One of them had told me, only the day before, to use my columns to write about the positive aspects of Pakistan, as if somehow I had failed to see the good in my own country, and only her magic eyes had uncovered this heretofore undiscovered secret. At that moment I remembered two visitors from England telling me breathlessly that Pakistan had such an amazing culture, and if only we knew how to appreciate what we had.
As I came home from the fashion show at night, I drove through a quiet neighborhood where Parsis, Christians and Hindus make their homes, and I saw a dozen neighborhood boys setting off crackers in the darkened street in celebration of Diwali. Six or ten little bursts of light, boys jumping away just in time, the girls gathered in a group a few feet away, watching them.

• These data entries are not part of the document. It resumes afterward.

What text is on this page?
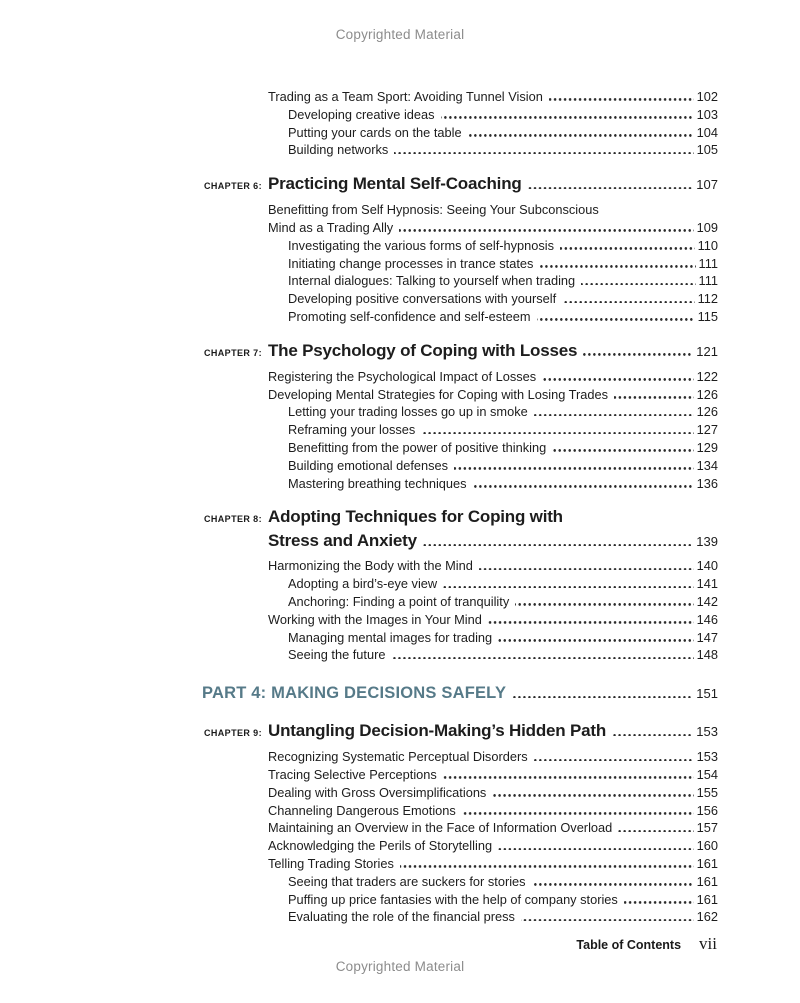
Copyrighted Material
Trading as a Team Sport: Avoiding Tunnel Vision	102
Developing creative ideas	103
Putting your cards on the table	104
Building networks	105
CHAPTER 6: Practicing Mental Self-Coaching	107
Benefitting from Self Hypnosis: Seeing Your Subconscious
Mind as a Trading Ally	109
Investigating the various forms of self-hypnosis	110
Initiating change processes in trance states	111
Internal dialogues: Talking to yourself when trading	111
Developing positive conversations with yourself	112
Promoting self-confidence and self-esteem	115
CHAPTER 7: The Psychology of Coping with Losses	121
Registering the Psychological Impact of Losses	122
Developing Mental Strategies for Coping with Losing Trades	126
Letting your trading losses go up in smoke	126
Reframing your losses	127
Benefitting from the power of positive thinking	129
Building emotional defenses	134
Mastering breathing techniques	136
CHAPTER 8: Adopting Techniques for Coping with
Stress and Anxiety	139
Harmonizing the Body with the Mind	140
Adopting a bird’s-eye view	141
Anchoring: Finding a point of tranquility	142
Working with the Images in Your Mind	146
Managing mental images for trading	147
Seeing the future	148
PART 4: MAKING DECISIONS SAFELY	151
CHAPTER 9: Untangling Decision-Making’s Hidden Path	153
Recognizing Systematic Perceptual Disorders	153
Tracing Selective Perceptions	154
Dealing with Gross Oversimplifications	155
Channeling Dangerous Emotions	156
Maintaining an Overview in the Face of Information Overload	157
Acknowledging the Perils of Storytelling	160
Telling Trading Stories	161
Seeing that traders are suckers for stories	161
Puffing up price fantasies with the help of company stories	161
Evaluating the role of the financial press	162
Table of Contents vii
Copyrighted Material
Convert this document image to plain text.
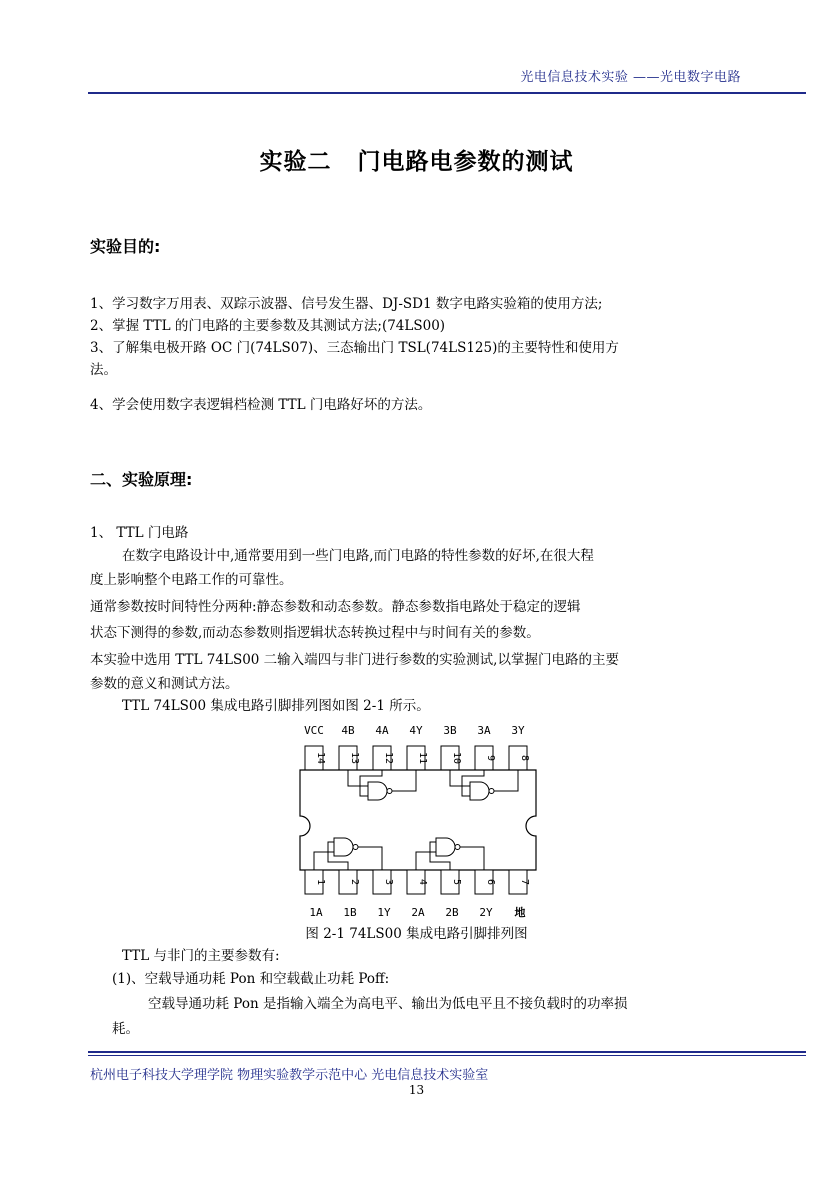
光电信息技术实验 ——光电数字电路
实验二 门电路电参数的测试
实验目的:
1、学习数字万用表、双踪示波器、信号发生器、DJ-SD1 数字电路实验箱的使用方法;
2、掌握 TTL 的门电路的主要参数及其测试方法;(74LS00)
3、了解集电极开路 OC 门(74LS07)、三态输出门 TSL(74LS125)的主要特性和使用方
法。
4、学会使用数字表逻辑档检测 TTL 门电路好坏的方法。
二、实验原理:
1、 TTL 门电路
在数字电路设计中,通常要用到一些门电路,而门电路的特性参数的好坏,在很大程
度上影响整个电路工作的可靠性。
通常参数按时间特性分两种:静态参数和动态参数。静态参数指电路处于稳定的逻辑
状态下测得的参数,而动态参数则指逻辑状态转换过程中与时间有关的参数。
本实验中选用 TTL 74LS00 二输入端四与非门进行参数的实验测试,以掌握门电路的主要
参数的意义和测试方法。
TTL 74LS00 集成电路引脚排列图如图 2-1 所示。
VCC 4B 4A 4Y 3B 3A 3Y
14 13 12 11 10 9 8
1 2 3 4 5 6 7
1A 1B 1Y 2A 2B 2Y 地
图 2-1 74LS00 集成电路引脚排列图
TTL 与非门的主要参数有:
(1)、空载导通功耗 Pon 和空载截止功耗 Poff:
空载导通功耗 Pon 是指输入端全为高电平、输出为低电平且不接负载时的功率损
耗。
杭州电子科技大学理学院 物理实验教学示范中心 光电信息技术实验室
13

As soon as each little explosion went off, the children’s faces were captured in a frozen moment that made me yearn for my own childhood, and to wonder if their childhoods were as melancholy as mine had been. The childhood of electricity failures and candle-lit nights, and of darkness of another kind; of uncertainty, instability, and fear. They were called black days, those days. They leave black marks on your memory, too.

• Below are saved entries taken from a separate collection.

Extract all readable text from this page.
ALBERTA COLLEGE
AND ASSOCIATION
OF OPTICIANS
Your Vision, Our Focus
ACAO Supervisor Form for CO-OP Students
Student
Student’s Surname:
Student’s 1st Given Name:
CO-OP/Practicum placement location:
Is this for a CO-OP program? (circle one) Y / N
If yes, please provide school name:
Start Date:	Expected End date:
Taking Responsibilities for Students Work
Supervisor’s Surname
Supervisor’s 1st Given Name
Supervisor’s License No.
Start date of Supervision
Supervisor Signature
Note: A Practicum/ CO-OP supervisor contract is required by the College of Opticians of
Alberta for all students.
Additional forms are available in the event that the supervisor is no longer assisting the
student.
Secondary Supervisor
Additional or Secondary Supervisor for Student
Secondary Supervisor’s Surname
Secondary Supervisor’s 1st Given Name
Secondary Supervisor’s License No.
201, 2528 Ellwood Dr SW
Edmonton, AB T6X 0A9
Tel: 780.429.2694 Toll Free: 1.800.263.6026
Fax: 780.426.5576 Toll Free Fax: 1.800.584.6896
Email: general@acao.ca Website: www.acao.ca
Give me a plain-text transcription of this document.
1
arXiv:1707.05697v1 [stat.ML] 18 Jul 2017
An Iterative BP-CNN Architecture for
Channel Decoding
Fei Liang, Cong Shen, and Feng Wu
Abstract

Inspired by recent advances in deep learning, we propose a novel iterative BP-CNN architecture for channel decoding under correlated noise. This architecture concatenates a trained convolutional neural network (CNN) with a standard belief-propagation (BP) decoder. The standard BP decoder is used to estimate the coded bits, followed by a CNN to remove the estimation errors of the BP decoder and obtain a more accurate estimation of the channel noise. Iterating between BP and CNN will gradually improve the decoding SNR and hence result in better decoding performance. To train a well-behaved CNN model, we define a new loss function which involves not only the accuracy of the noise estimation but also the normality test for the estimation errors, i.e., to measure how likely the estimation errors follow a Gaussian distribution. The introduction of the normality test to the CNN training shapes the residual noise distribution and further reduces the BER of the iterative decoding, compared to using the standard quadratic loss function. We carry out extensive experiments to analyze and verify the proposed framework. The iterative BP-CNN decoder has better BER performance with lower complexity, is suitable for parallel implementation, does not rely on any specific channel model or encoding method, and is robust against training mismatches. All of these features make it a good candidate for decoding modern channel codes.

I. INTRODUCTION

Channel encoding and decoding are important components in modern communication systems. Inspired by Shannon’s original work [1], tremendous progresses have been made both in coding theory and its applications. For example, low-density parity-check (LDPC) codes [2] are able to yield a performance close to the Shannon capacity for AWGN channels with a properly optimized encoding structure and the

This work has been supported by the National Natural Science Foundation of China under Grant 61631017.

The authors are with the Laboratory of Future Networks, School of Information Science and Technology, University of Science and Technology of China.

The bright lights of the runway and the flashbulbs of the red carpet, only a kilometer away at the five star hotel, already felt a thousand miles behind me.
I traveled across town the next morning and into the sleepy early morning traffic pushed in a government car, accompanied by a pickup truck of soldiers, clad in army fatigues and carrying Kalashnikovs. We passed by the Air Base and the Ordinance Depot, patrolled by more soldiers in watchtowers lined by sandbags and barbed wire. And my mind drifted to all the things I’ve seen in this country, as it says in the song by Moby:
Extreme ways that help me
They help me out late at night
Extreme places I had gone
That never seen any light
Dirty basements, dirty noise
Dirty places coming through
Extreme world alone
Did you ever like it then?
All the memories and images went through my mind, one after the other. The soldiers, the guns. The burnt-out cars on the streets after Benazir Bhutto was killed. The day Zulfikar Ali Bhutto was hanged and the streets were emptier than an unfilled grave. The car parked on the side street with its windows shot out, glass like snowfall surrounding its wheels. Lines of ambulances going down the street to the site of a bomb blast. Bodies lined up on the streets, families refusing to bury them until they’d gotten justice.
And the other things. Afghan children in rags picking through garbage heaps, children begging at intersections, little girls and boys. Beggars with maimed limbs standing at your window, tapping on your soul with their amputated stumps. The buses crowded full of tired men and women, like slave galleons, transporting them to and from menial jobs that will never pay them enough to get rid of that debt or get that daughter married or send that child to a good school. The bodies of women shot by their own fathers, a piece of cloth thrown over their faces.
A man emerging from a sewer, covered head to toe in filth, because it’s his job to crawl through our dirt and find out where the blockages are.
I’ve seen so much in so many places
So many heartaches, so many faces
So many dirty things
You couldn’t even believe
Come to Pakistan, Jason Bourne. I’ll show you a thing or two. But don’t ever ask me to write about the positive side of Pakistan as if only your magic eyes can see it. Because my eyes are filled with tears that I spend too much time trying to punch away with my guilty fists.